Muziek lexicon

Mr. G. Keller en Philip Kruseman (1932)

Gepubliceerd op 15-06-2021

Peter léonard léopold benoit

betekenis & definitie

(Portret plaat 77), * 17. 8. 1834 te Harlebeke, ✝ 8. 3. 1901 te Antwerpen, een der grootste Vlaamsche componisten, een man, die als grondlegger van een eigen kunst van Vlaanderenland, door zijn stamgenooten hoog vereerd wordt. Peters vader, een eenvoudige landbouwer, had hem het schoolmeestersambt toegedacht, maar toen hij bemerkte, welke muzikale geest in den knaap stak, gaf hij zijn plannen in die richting op en zorgde, dat de jongen het Brusselsche conservatorium kon bezoeken.

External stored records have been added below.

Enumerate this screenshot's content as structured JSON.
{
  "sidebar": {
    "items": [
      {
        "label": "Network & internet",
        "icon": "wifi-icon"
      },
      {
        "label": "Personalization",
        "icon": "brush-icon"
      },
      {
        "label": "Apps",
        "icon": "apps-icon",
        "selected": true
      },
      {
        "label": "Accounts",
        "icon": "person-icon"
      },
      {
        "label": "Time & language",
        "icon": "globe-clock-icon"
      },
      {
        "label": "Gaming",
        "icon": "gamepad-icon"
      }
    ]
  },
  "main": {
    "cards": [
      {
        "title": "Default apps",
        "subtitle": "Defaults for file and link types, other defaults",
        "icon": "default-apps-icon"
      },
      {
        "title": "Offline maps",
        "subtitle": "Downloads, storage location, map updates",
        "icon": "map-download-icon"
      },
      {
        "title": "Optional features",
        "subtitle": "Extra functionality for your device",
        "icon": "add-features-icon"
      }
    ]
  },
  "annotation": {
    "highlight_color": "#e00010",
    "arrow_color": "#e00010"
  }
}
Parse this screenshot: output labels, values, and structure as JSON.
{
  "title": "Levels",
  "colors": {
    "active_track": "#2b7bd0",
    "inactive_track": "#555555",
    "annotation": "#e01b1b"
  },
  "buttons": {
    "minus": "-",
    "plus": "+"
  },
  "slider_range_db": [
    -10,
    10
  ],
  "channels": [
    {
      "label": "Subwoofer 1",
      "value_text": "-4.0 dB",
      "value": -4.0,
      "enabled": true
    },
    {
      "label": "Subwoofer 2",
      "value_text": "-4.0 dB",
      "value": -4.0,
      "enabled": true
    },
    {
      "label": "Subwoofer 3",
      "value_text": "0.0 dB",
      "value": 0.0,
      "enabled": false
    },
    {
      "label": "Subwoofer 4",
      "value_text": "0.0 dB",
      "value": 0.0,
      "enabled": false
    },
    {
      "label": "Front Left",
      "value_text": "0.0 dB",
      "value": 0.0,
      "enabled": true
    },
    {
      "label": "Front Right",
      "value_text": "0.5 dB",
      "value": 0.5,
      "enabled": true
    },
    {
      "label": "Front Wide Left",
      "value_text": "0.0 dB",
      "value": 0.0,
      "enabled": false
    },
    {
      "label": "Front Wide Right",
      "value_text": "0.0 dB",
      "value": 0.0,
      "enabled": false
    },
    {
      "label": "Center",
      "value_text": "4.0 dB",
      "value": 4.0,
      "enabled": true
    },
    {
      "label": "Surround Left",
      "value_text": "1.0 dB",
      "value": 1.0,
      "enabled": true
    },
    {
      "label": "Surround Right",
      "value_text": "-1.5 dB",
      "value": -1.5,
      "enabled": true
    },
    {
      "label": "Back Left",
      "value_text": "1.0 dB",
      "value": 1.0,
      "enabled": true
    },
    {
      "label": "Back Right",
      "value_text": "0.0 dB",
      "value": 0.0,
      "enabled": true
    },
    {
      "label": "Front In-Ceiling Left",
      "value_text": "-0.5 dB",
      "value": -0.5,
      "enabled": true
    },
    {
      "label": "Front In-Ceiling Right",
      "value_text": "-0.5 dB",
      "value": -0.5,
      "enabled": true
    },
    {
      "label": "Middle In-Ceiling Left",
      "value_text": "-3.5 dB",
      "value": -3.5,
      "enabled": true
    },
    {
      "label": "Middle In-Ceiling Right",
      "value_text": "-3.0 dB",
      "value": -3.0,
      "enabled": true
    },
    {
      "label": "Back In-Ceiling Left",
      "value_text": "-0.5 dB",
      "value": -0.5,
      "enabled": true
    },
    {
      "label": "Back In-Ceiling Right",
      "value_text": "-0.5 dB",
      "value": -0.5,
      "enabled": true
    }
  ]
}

Na vijf jaar onder leiding van Fétis te hebben gestudeerd, waarbij hij o.a. gelegenheid had muziek te schrijven bij een aantal vertaalde melodrama's en de zangspelen De Belgische natie en Het dorp in 't gebergte, terwijl hij orkestmeester was van den Vlaamschen schouwburg van Katz, behaalde hij den „Prijs van Rome" met de cantate Le meurtre d’Abel. Hij verkreeg daardoor de middelen om een studiereis in den vreemde te maken, waarbij hij zich tot Duitschland het meest aangetrokken gevoelde en achtereenvolgens Leipzig, Dresden, München en Berlijn bezocht. Een der vruchten van die reis, waarop hij aesthetiek, wijsbegeerte en muziekgeschiedenis bestudeerde, was een geschrift Musique de Vavenir, dat hij aan de Kon. Academie te Brussel aanbood, waarin hij uiteenzette, dat ook in de muziek het naturalisme zal zegevieren. Na te Parijs gedurende een paar jaar dirigent geweest te zijn van „les Bouffes Parisiens", waar Offenbachs operetten werden ten gehoore gebracht, werd Benoit in 1867 aangesteld tot directeur der Vlaamsche muziekschool te Antwerpen. Aan hem is het te danken, dat Antwerpen een middelpunt van Vlaamsche kunst werd. In tal van geschriften verdedigde hij het bestaansrecht van een Vlaamsche kunst en hij heeft de overwinning van dit beginsel mogen beleven. In 1897 erkende de Belgische regeering de Antwerpsche muziekschool als een Koninklijk Vlaamsch conservatorium, terwijl hij reeds in 1882 benoemd was tot lid der Kon. Academie.Een Benoit-vereeniging te Antwerpen zorgt voor de propaganda van zijn werk. Dit is zeer omvangrijk; wij vermelden hiervan een Te Deum (1863), een Requiem (1863), een pianoconcert en een fluitconcert, de Vlaamsche opera's Het dorp in het gebergte, Isa (1867) en Pompeja (1896), de oratoria Lucifer (1866), De Schelde, Drama Christi, voor soli, koor, orgel en orkest, en De oorlog, een kinderoratorium: De wereld in, muziek bij Charlotte Corday, Rubenscantate (1877), liedercyclussen: Dichterheil, Liefde in ’t leven, De Rijn (1889). het herdersspel Meilief, de Leie, Liefdedrama, Sagen en Balladen. Voor nadere bijzonderheden omtrent Benoits leven en werken verwijzen wij naar de in 1901 verschenen biografie van K. Stoffels, Blockx's Benoitbiografie, Sabbe: In memoriam Peter Beruoit (1902).